Человеческое сердце, видно, редко угадывает беду, а может быть, и вообще ее загодя не чувствует. Это только кажется человеку после пришедшего несчастья, что сердце ему что-то предсказывало и надо было поступить иначе. На самом же деле и у порога своей беды человек еще бывает весел и счастлив. Во всяком случае, ни Иван Иванович, ни его сын Алексей ее не предчувствовали.
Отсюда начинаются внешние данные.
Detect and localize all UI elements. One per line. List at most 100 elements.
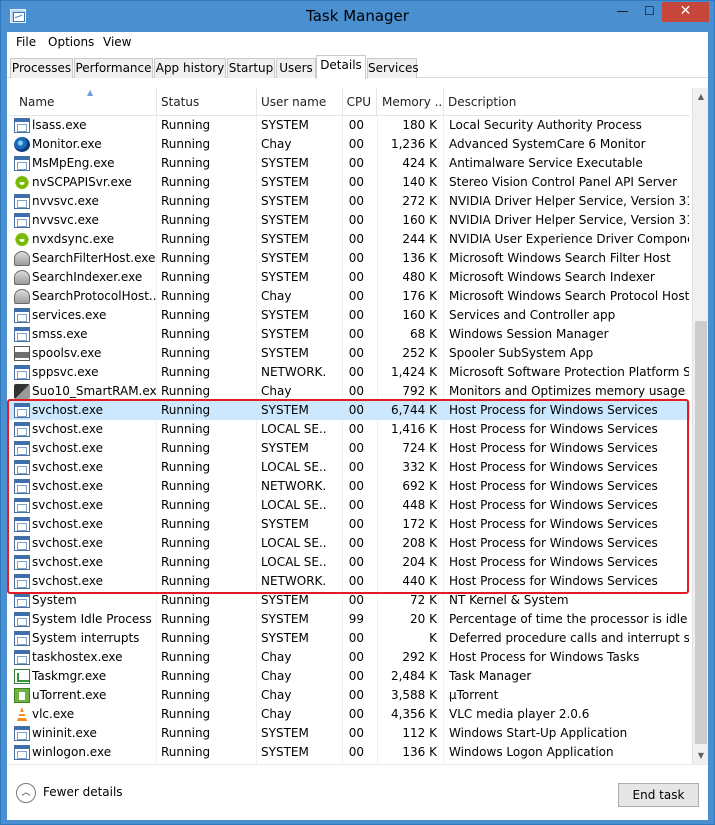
process-description: Host Process for Windows Services: [449, 403, 658, 417]
process-cpu: 00: [348, 631, 364, 645]
vertical-scrollbar[interactable]: ▲ ▼: [692, 88, 708, 764]
menu-view[interactable]: View: [103, 35, 131, 49]
process-cpu: 00: [348, 460, 364, 474]
process-row[interactable]: SearchFilterHost.exe Running SYSTEM 00 136 K…: [7, 249, 690, 268]
process-row[interactable]: nvxdsync.exe Running SYSTEM 00 244 K NVIDIA U…: [7, 230, 690, 249]
minimize-button[interactable]: —: [609, 2, 636, 22]
column-header-name[interactable]: Name ▲: [14, 88, 157, 116]
scrollbar-thumb[interactable]: [695, 321, 707, 744]
tab-users[interactable]: Users: [276, 58, 316, 78]
process-row[interactable]: svchost.exe Running NETWORK... 00 440 K Host …: [7, 572, 690, 591]
process-row[interactable]: nvvsvc.exe Running SYSTEM 00 160 K NVIDIA Dri…: [7, 211, 690, 230]
tab-processes[interactable]: Processes: [10, 58, 73, 78]
process-row[interactable]: nvvsvc.exe Running SYSTEM 00 272 K NVIDIA Dri…: [7, 192, 690, 211]
process-icon-cell: [14, 479, 30, 494]
process-memory: 208 K: [402, 536, 437, 550]
process-name: nvvsvc.exe: [32, 213, 99, 227]
process-row[interactable]: System Running SYSTEM 00 72 K NT Kernel & Sys…: [7, 591, 690, 610]
process-row[interactable]: System interrupts Running SYSTEM 00 K Deferre…: [7, 629, 690, 648]
process-row[interactable]: svchost.exe Running LOCAL SE... 00 204 K Host…: [7, 553, 690, 572]
process-cpu: 99: [348, 612, 364, 626]
process-description: µTorrent: [449, 688, 499, 702]
process-status: Running: [161, 137, 211, 151]
process-user-name: LOCAL SE...: [261, 536, 326, 550]
process-memory: 136 K: [402, 745, 437, 759]
tab-app-history[interactable]: App history: [154, 58, 226, 78]
process-row[interactable]: spoolsv.exe Running SYSTEM 00 252 K Spooler S…: [7, 344, 690, 363]
client-area: File Options View Processes Performance …: [7, 32, 708, 820]
process-user-name: SYSTEM: [261, 631, 309, 645]
menu-options[interactable]: Options: [48, 35, 94, 49]
process-cpu: 00: [348, 137, 364, 151]
scroll-up-icon[interactable]: ▲: [693, 88, 709, 105]
process-row[interactable]: SearchIndexer.exe Running SYSTEM 00 480 K Mic…: [7, 268, 690, 287]
process-row[interactable]: System Idle Process Running SYSTEM 99 20 K Pe…: [7, 610, 690, 629]
process-icon-cell: [14, 118, 30, 133]
process-cpu: 00: [348, 251, 364, 265]
tab-services[interactable]: Services: [367, 58, 419, 78]
column-header-status[interactable]: Status: [156, 88, 257, 116]
process-row[interactable]: nvSCPAPISvr.exe Running SYSTEM 00 140 K Stere…: [7, 173, 690, 192]
process-status: Running: [161, 289, 211, 303]
process-row[interactable]: SearchProtocolHost... Running Chay 00 176 K M…: [7, 287, 690, 306]
process-row[interactable]: smss.exe Running SYSTEM 00 68 K Windows Sessi…: [7, 325, 690, 344]
nvidia-icon: [14, 232, 30, 247]
scroll-down-icon[interactable]: ▼: [693, 747, 709, 764]
process-row[interactable]: svchost.exe Running NETWORK... 00 692 K Host …: [7, 477, 690, 496]
tab-performance[interactable]: Performance: [74, 58, 153, 78]
column-header-cpu[interactable]: CPU: [342, 88, 377, 116]
process-row[interactable]: svchost.exe Running SYSTEM 00 172 K Host Proc…: [7, 515, 690, 534]
close-button[interactable]: ✕: [662, 2, 709, 22]
column-header-memory[interactable]: Memory ...: [377, 88, 444, 116]
process-row[interactable]: svchost.exe Running LOCAL SE... 00 332 K Host…: [7, 458, 690, 477]
process-icon-cell: [14, 251, 30, 266]
tab-startup[interactable]: Startup: [227, 58, 275, 78]
process-cpu: 00: [348, 555, 364, 569]
process-memory: 292 K: [402, 650, 437, 664]
process-name: spoolsv.exe: [32, 346, 102, 360]
process-description: Host Process for Windows Services: [449, 422, 658, 436]
column-header-description[interactable]: Description: [443, 88, 690, 116]
maximize-button[interactable]: ☐: [636, 2, 663, 22]
process-name: services.exe: [32, 308, 107, 322]
process-row[interactable]: Taskmgr.exe Running Chay 00 2,484 K Task Mana…: [7, 667, 690, 686]
process-row[interactable]: svchost.exe Running LOCAL SE... 00 208 K Host…: [7, 534, 690, 553]
process-row[interactable]: vlc.exe Running Chay 00 4,356 K VLC media pla…: [7, 705, 690, 724]
process-row[interactable]: svchost.exe Running LOCAL SE... 00 448 K Host…: [7, 496, 690, 515]
process-user-name: SYSTEM: [261, 308, 309, 322]
vlc-icon: [14, 707, 30, 722]
menu-file[interactable]: File: [16, 35, 36, 49]
process-icon-cell: [14, 517, 30, 532]
column-header-user[interactable]: User name: [256, 88, 343, 116]
process-row[interactable]: svchost.exe Running SYSTEM 00 724 K Host Proc…: [7, 439, 690, 458]
process-row[interactable]: sppsvc.exe Running NETWORK... 00 1,424 K Micr…: [7, 363, 690, 382]
process-icon-cell: [14, 194, 30, 209]
process-row[interactable]: taskhostex.exe Running Chay 00 292 K Host Pro…: [7, 648, 690, 667]
process-status: Running: [161, 460, 211, 474]
process-row[interactable]: Monitor.exe Running Chay 00 1,236 K Advanced …: [7, 135, 690, 154]
tab-details[interactable]: Details: [316, 55, 366, 79]
process-cpu: 00: [348, 669, 364, 683]
process-name: SearchProtocolHost...: [32, 289, 156, 303]
process-row[interactable]: svchost.exe Running SYSTEM 00 6,744 K Host Pr…: [7, 401, 690, 420]
end-task-button[interactable]: End task: [618, 783, 699, 807]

В ту серую от дождей осень, быть может, мир и не знал человека, что был счастливее Ивана Ивановича. Забот у него хватало на троих, а ему все было мало, и он сердился, если в его тогдашнюю жизнь нежданно-негаданно вклинивался какой-нибудь праздничный день. Вставал он рано, с полчаса бегал в тренировочном костюме по ближнему скверу, потом обливался холодной водой и начинал помогать убирать в квартире Кате (тогда ее мать уже уехала с мужем на Крайний Север, и Катя осталась одна в квартире с соседом) или вел мелкий ремонт: замазывал цементом щели в ванной, подбеливал окна и двери, красил плинтусы, менял старые прокладки у кранов. И все он делал с жадной радостью, под веселую прибаутку. А оплошав в срок глянуть на часы, с силой хлопал себя по коленке, выкрикивал: «Ешь твою двадцать!» – и с лихостью подростка бежал в соседнюю школу, где вел бесплатно кружок юных боксеров, или на заседание какой-нибудь домоуправленческой комиссии, или подменить такого же, как и сам, пенсионера-дружинника.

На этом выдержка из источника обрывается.